As a hint to my thinking and interest it seem to me there's more than a reduction of the HF bleed happening with the insertion of low value resistors. Same action with a guitar tone control, most of the rotation there's an increase in roll off, but near the end (where the series res is low) something else is happening too.

Any help much appreciated.

merlinb

Quote from: lion on February 25, 2014, 06:30:09 AM
But what happens if you insert at low(er) value series resistor on one of the caps?
Things get more complicated. Basically you have created two filters operating side by side. One is an ordinary low-pass, and the other is a low-pass shelving filter (a filter that doesn't keep on cutting forever, but levels off). The overall frequency response then depends on which one starts doing the cutting first...



lion

Thanks for the reply.
Interesting. I would like to explore it further. I wonder if there's calculators/simulators (that doesn't take a master degrees to operate) that could be used for seeing the results of different combinations of standard lowpass and shelvings - with different RC values.


merlinb

#3
Quote from: lion on February 26, 2014, 05:39:58 AM
Thanks for the reply.
Interesting. I would like to explore it further. I wonder if there's calculators/simulators (that doesn't take a master degrees to operate) that could be used for seeing the results of different combinations of standard lowpass and shelvings - with different RC values.
I reommend Tina TI. It does everything, but is easier to use than PSpice:
http://www.ti.com/tool/tina-ti

For a simple RC filter the cut-off frequency is:
f = 1 / (2 * pi * R *C)

For a low-pass shelving filter the "pole" (the frequency where the response start falling) is:
f = 1 / (2 * pi * [R1+R2] *C)
The resonse then falls at 6dB/octave until you reach the "zero" (the frequency where it levels off again), which is:
f = 1 / (2 * pi * R2 *C)
Where R2 is the second resistor (the one directly in series with the cap).

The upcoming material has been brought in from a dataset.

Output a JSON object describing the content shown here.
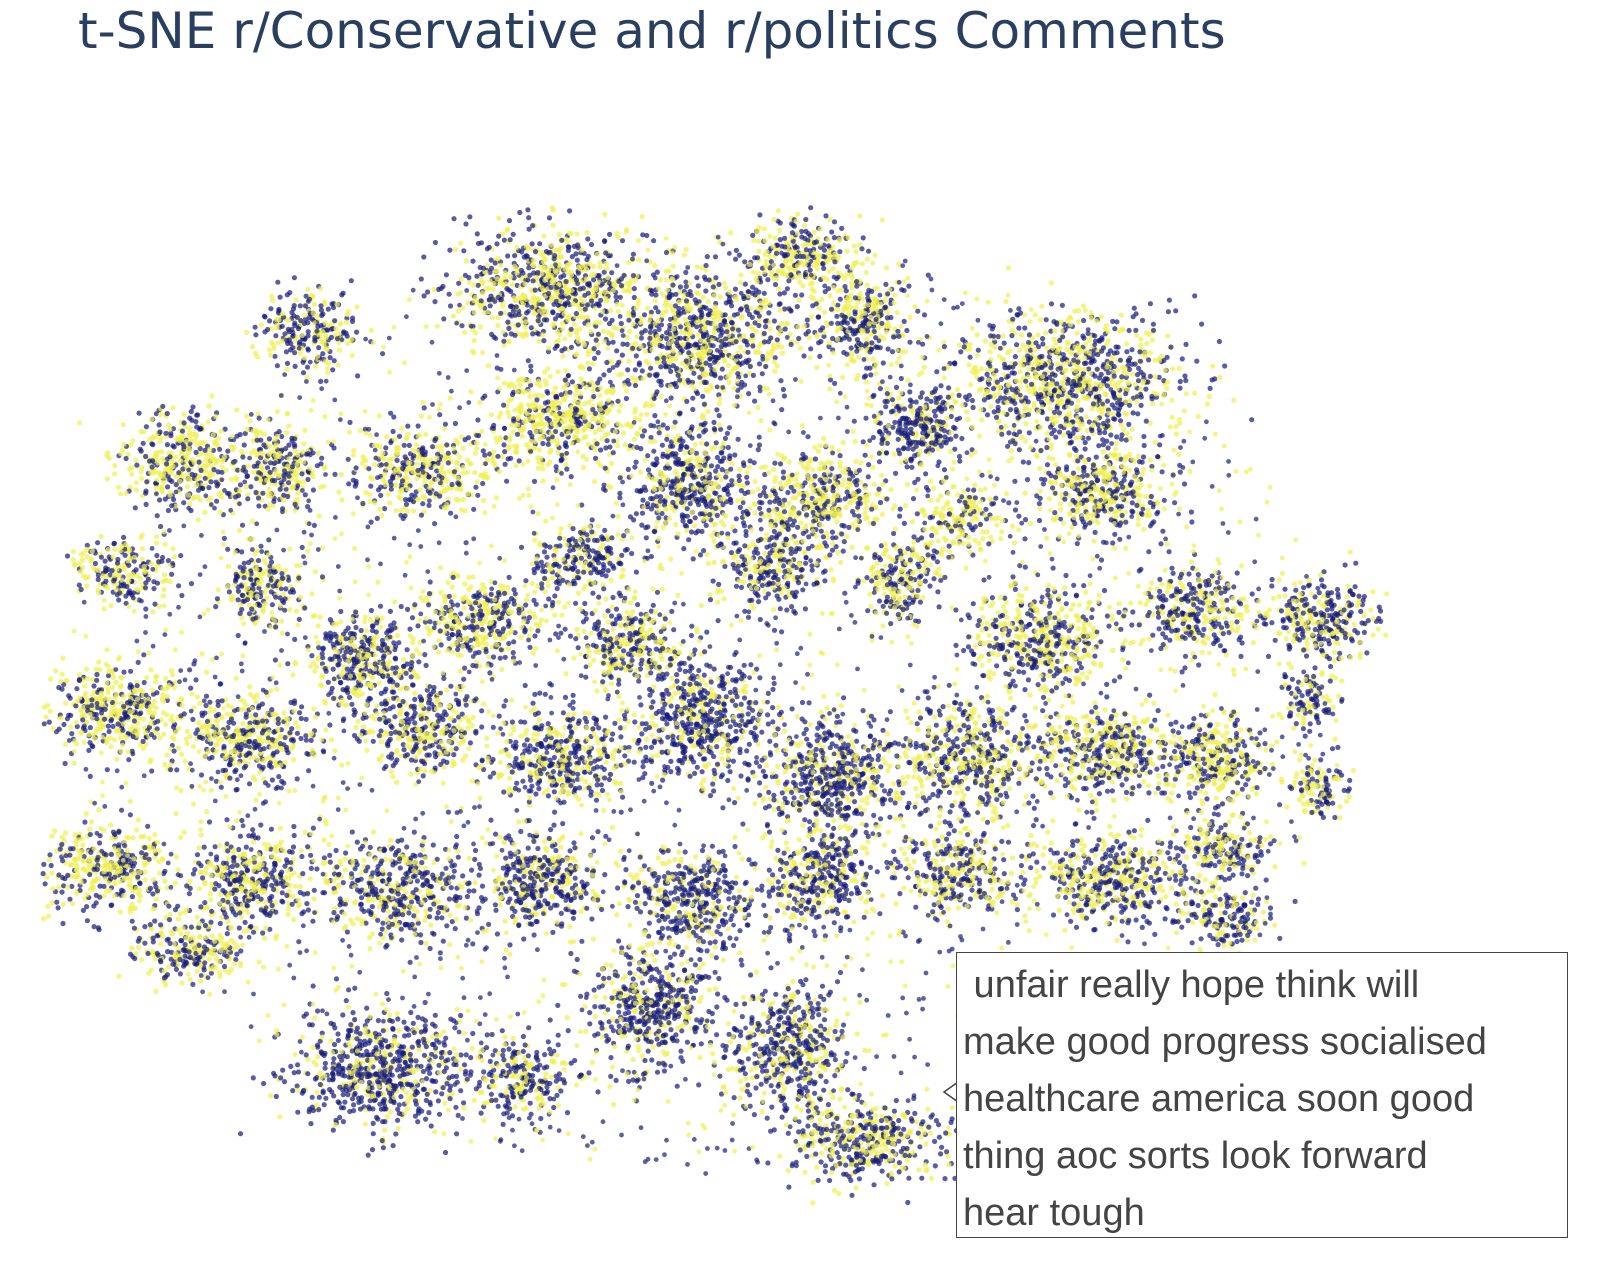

But as I said, when you combine the two filters in one, it gets more complicated.

ashcat_lt

Quote from: merlinb on February 26, 2014, 05:55:56 AM
For a low-pass shelving filter the "pole" (the frequency where the response start falling) is:
f = 1 / (2 * pi * [R1+R2] *C)
The resonse then falls at 6dB/octave until you reach the "zero" (the frequency where it levels off again), which is:
f = 1 / (2 * pi * R2 *C)
Where R2 is the second resistor (the one directly in series with the cap).
That right there is the simple, clear, concise answer that I was searching for all last week!  Nobody, anywhere that I could find, gave that basic breakdown.  I simmed it and hacked at it and got it wrong anyway.  This helps much, thanks!

lion

Merlin, thanks a lot for the details and the sim link.
I've downloaded TINA and will give it a try. Might come running back for help though.